Sydney - welcome to my blog :) And i totally agree with listening to your body rather than the media... When i started eating what i was craving (even if it wasn't "fat free" oh no!!) i started being able to tell when my body wanted and needed. Also, eating locally helped - trying to eat as much as possible from the ground and not from packaged foods has helped me feel so much better and more in control and what i put into my body. I noticed you just read Eat, Pray, Love - from what i heard about the book it sounds like have a lot to do with introspection and listing to your body as well, i'll have to check it out.

Daisy said...

Great post, but I got too exhausted just reading it to comment at length.

:P

Anonymous said...

Came via Feminste. Very nice post!

habladora said...

Loving your body for what it can do, rather than how it can look, is an amazing feeling. I do think men are encouraged to see their bodies as functional, and we are prodded towards seeing ours as purely aesthetic.

As a teacher, I watch young women struggle with body issues on a daily basis. The strange part is that, although I recognize the unhealthy mindsets in which many are stuck, I still don't know what to say or do to help them. Do we all have to come into self-love completely on our own?

Anonymous said...

I loved reading your entry.
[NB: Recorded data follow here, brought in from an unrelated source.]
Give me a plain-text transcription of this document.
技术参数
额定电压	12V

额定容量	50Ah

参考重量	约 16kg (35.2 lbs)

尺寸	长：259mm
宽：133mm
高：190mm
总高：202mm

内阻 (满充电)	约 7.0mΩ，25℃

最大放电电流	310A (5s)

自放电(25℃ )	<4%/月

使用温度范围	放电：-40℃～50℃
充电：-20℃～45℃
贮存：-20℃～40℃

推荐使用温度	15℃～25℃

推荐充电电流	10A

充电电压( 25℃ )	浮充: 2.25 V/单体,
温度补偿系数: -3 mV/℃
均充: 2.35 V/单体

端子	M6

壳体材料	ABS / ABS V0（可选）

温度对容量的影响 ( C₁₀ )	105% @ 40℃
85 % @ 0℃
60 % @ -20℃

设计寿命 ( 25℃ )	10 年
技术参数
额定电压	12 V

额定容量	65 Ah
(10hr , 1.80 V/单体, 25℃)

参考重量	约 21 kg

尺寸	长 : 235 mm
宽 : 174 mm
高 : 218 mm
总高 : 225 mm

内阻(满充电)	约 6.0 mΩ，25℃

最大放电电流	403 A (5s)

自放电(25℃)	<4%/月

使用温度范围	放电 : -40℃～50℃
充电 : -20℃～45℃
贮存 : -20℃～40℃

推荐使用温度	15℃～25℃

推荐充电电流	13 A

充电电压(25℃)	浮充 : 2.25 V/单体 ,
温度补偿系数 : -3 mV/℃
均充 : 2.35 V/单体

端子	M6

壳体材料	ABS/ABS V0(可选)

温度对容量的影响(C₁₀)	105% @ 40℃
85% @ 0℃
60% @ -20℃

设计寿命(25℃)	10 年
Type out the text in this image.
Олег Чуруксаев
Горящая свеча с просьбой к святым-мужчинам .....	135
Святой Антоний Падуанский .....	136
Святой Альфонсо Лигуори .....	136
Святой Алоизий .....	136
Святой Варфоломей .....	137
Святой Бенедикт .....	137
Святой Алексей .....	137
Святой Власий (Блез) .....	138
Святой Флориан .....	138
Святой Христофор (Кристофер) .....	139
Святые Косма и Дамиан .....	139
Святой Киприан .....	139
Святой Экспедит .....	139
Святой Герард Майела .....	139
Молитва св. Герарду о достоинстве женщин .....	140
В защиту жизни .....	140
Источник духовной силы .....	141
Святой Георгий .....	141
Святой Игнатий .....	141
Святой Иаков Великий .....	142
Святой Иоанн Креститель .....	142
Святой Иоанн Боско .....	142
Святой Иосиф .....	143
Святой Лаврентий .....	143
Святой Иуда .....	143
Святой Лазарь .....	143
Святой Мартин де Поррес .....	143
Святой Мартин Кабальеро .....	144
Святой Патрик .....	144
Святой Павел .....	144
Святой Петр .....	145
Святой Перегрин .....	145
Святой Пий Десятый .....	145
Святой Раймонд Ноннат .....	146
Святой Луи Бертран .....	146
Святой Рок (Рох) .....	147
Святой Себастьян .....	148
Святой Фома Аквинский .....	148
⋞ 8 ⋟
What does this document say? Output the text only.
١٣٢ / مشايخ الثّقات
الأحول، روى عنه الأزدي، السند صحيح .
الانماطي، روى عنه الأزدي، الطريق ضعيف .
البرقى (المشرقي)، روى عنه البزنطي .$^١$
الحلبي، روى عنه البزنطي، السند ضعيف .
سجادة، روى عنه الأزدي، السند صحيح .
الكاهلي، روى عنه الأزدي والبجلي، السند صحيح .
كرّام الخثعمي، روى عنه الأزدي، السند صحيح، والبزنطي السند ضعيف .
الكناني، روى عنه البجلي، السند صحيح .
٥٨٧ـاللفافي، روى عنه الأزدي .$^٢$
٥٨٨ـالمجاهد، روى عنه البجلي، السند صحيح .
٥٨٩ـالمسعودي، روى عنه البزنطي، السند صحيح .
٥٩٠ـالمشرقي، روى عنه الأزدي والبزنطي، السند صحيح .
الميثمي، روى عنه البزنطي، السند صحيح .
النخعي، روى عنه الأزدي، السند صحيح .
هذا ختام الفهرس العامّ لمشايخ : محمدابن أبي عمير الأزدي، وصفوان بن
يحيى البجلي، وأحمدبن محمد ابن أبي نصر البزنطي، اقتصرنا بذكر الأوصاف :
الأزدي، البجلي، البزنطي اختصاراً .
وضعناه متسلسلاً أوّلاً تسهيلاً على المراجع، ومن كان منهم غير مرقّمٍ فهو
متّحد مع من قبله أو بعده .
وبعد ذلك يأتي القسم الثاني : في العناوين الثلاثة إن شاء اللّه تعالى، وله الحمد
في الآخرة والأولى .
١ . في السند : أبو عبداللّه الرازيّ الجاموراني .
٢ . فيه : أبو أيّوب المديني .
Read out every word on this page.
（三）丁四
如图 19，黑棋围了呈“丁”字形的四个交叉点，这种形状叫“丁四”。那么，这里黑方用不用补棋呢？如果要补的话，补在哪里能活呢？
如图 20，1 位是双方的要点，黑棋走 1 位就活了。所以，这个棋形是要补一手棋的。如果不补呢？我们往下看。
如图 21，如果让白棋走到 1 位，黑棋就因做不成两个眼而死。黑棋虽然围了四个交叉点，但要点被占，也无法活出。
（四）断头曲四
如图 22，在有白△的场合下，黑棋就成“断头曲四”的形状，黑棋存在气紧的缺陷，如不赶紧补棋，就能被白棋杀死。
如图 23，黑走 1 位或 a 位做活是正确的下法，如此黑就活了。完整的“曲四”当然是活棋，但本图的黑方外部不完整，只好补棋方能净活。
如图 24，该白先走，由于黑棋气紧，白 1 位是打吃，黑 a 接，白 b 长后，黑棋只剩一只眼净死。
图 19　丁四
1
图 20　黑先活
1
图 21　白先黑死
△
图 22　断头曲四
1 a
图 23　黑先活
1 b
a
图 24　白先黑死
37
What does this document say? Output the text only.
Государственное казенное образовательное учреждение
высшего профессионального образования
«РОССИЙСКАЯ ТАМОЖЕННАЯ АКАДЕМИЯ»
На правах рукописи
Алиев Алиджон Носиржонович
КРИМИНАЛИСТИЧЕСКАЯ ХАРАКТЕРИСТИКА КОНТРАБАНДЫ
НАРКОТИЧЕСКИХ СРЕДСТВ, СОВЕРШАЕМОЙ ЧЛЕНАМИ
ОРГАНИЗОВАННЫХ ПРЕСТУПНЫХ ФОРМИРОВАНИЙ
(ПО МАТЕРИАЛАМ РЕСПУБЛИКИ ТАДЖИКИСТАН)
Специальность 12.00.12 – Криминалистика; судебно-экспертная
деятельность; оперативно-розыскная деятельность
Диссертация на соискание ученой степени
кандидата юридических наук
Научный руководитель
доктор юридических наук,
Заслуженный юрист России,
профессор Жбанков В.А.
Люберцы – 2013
I don't think I am quite 100% there with loving my body. I struggle a lot with exercise, and the balance between health, and wanting to look good. So, I think for a long time, I have exercised for the wrong reasons (wanting to look good). I do want to love my body for what it can do more... just have to truly convince myself. I read a lot of feminism and even eastern philosophy (the zen aspects of process, not external rewards, that should be the goal) and curse myself for being a bad feminist, or buddhist. maybe someday, it will click for me, i hope...

shrink on the couch said...

sorry to make you blush, FG. but there ya have it. I can't quite say I'm all about self love on a daily, out and about basis. Its those big thighs and tummy, dammit. I'm working on it, though.

belledame222 said...

Nice post. I need to get back to regular exercise as well; I used to take dance and other movement classes all the time, and for a while now I've been down to one pretty low-key yoga class a week at most.